Target Ekspor 300% Tidak Realistis

Selasa, 24 Februari 2015 - 10:08 WIB
Target Ekspor 300% Tidak Realistis
Target Ekspor 300% Tidak Realistis
A A A
JAKARTA - Keinginan pemerintah meningkatkan ekspor nonmigas hingga 300% dalam lima tahun mendatang dinilai tidak realistis.

Target itu hampir mustahil terpenuhi di tengah situasi ekonomi global yang lesu. ”Seribu malaikat diturunkan pun tidak akan bisa (tercapai target itu). Bayangkan, ekspor tertinggi di dunia tahun ini hanya 3,8%, tapi kita (target) 28%, ya ngimpi lah ,” kata ekonom Faisal Basri di Jakarta kemarin.

Ketua Tim Reformasi Tata Kelola Migas ini meminta pemerintah realistis dan tidak membohongi diri sendiri. Tidak ada negara yang mengalami kenaikan ekspor terus-menerus jika basis ekspornya komoditas, karena harganya yang elastis.

Dia mencontohkan India yang berjuang sekuat tenaga menggenjot ekspor nonmigasnya, dalam lima tahun terakhir mencatat pertumbuhan 74,5% atau menjadi yang tertinggi. ”Lalu kita mau 300%? Jangan mimpi deh , kita berpijak di bumi yang realistis ini,” katanya.
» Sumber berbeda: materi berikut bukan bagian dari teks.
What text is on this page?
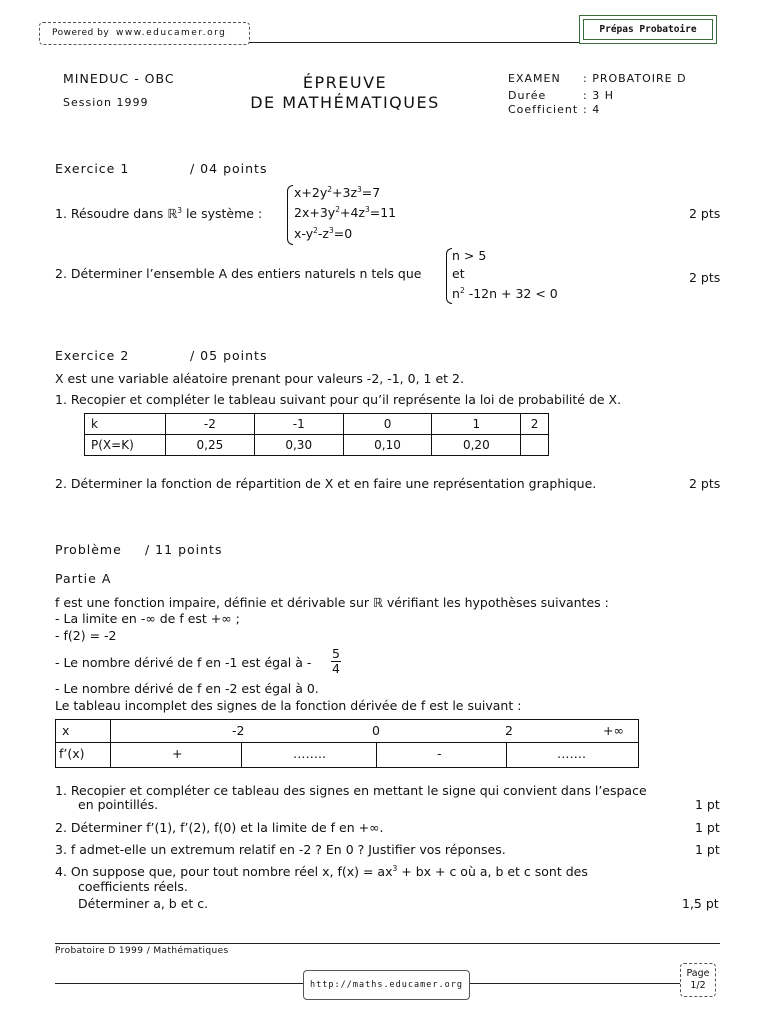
Powered by www.educamer.org	Prépas Probatoire
MINEDUC - OBC
Session 1999
ÉPREUVE
DE MATHÉMATIQUES
EXAMEN : PROBATOIRE D
Durée	: 3 H
Coefficient : 4
Exercice 1	/ 04 points
1. Résoudre dans ℝ$^3$ le système :
$x+2y^2+3z^3=7$
$2x+3y^2+4z^3=11$
$x-y^2-z^3=0$
2 pts
2. Déterminer l’ensemble A des entiers naturels n tels que
n > 5
et
$n^2$ -12n + 32 < 0
2 pts
Exercice 2	/ 05 points
X est une variable aléatoire prenant pour valeurs -2, -1, 0, 1 et 2.
1. Recopier et compléter le tableau suivant pour qu’il représente la loi de probabilité de X.
k	-2	-1	0	1	2
P(X=K)	0,25	0,30	0,10	0,20	
2. Déterminer la fonction de répartition de X et en faire une représentation graphique.	2 pts
Problème / 11 points
Partie A
f est une fonction impaire, définie et dérivable sur ℝ vérifiant les hypothèses suivantes :
- La limite en -∞ de f est +∞ ;
- f(2) = -2
- Le nombre dérivé de f en -1 est égal à - $\frac{5}{4}$
- Le nombre dérivé de f en -2 est égal à 0.
Le tableau incomplet des signes de la fonction dérivée de f est le suivant :
x	-2	0	2	+∞
f’(x)	+	……..	-	…….
1. Recopier et compléter ce tableau des signes en mettant le signe qui convient dans l’espace
en pointillés.	1 pt
2. Déterminer f’(1), f’(2), f(0) et la limite de f en +∞.	1 pt
3. f admet-elle un extremum relatif en -2 ? En 0 ? Justifier vos réponses.	1 pt
4. On suppose que, pour tout nombre réel x, $f(x) = ax^3$ + bx + c où a, b et c sont des
coefficients réels.
Déterminer a, b et c.	1,5 pt
Probatoire D 1999 / Mathématiques
http://maths.educamer.org
Page
1/2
Faisal menuturkan, jika nilai ekspor 2014 dijadikan basis, target ekspor 2019 harus mencapai USD528,9 miliar. Dengan kondisi ekspor migas terus melorot, konsekuensinya target ekspor nonmigas harus digenjot. ”Kalau ekspor nonmigasnya dianggap stabil saja atau tidak turun, pertumbuhan ekspor (nonmigas) rata-rata setahun harus 24%. Kalau turun maka harus lebih tinggi lagi,” kata dia.

Menurutnya, perdagangan hendaknya diposisikan sebagai agen pertumbuhan, bukan pencapaian angka. Tidak ada gunanya ekspor naik tiga kali lipat jika peningkatan impor mencapai lima kali lipat, yang berimbas pada pelemahan nilai tukar rupiah. Dia juga mengingatkan adanya perubahan paradigma di mana saat ini perda-gangan cenderung tumbuh lebih rendah dari PDB.

Di sisi lain, Faisal menilai perlunya Indonesia meningkatkan sektor manufaktur yang saat ini kontribusinya hanya 38%, sangat jauh bila dibandingkan dengan China yang sudah 94%. Jika Indonesia masih menyandarkan industri dan ekspornya pada komoditas, akan sulit untuk meningkatkan ekspor secara berkelanjutan.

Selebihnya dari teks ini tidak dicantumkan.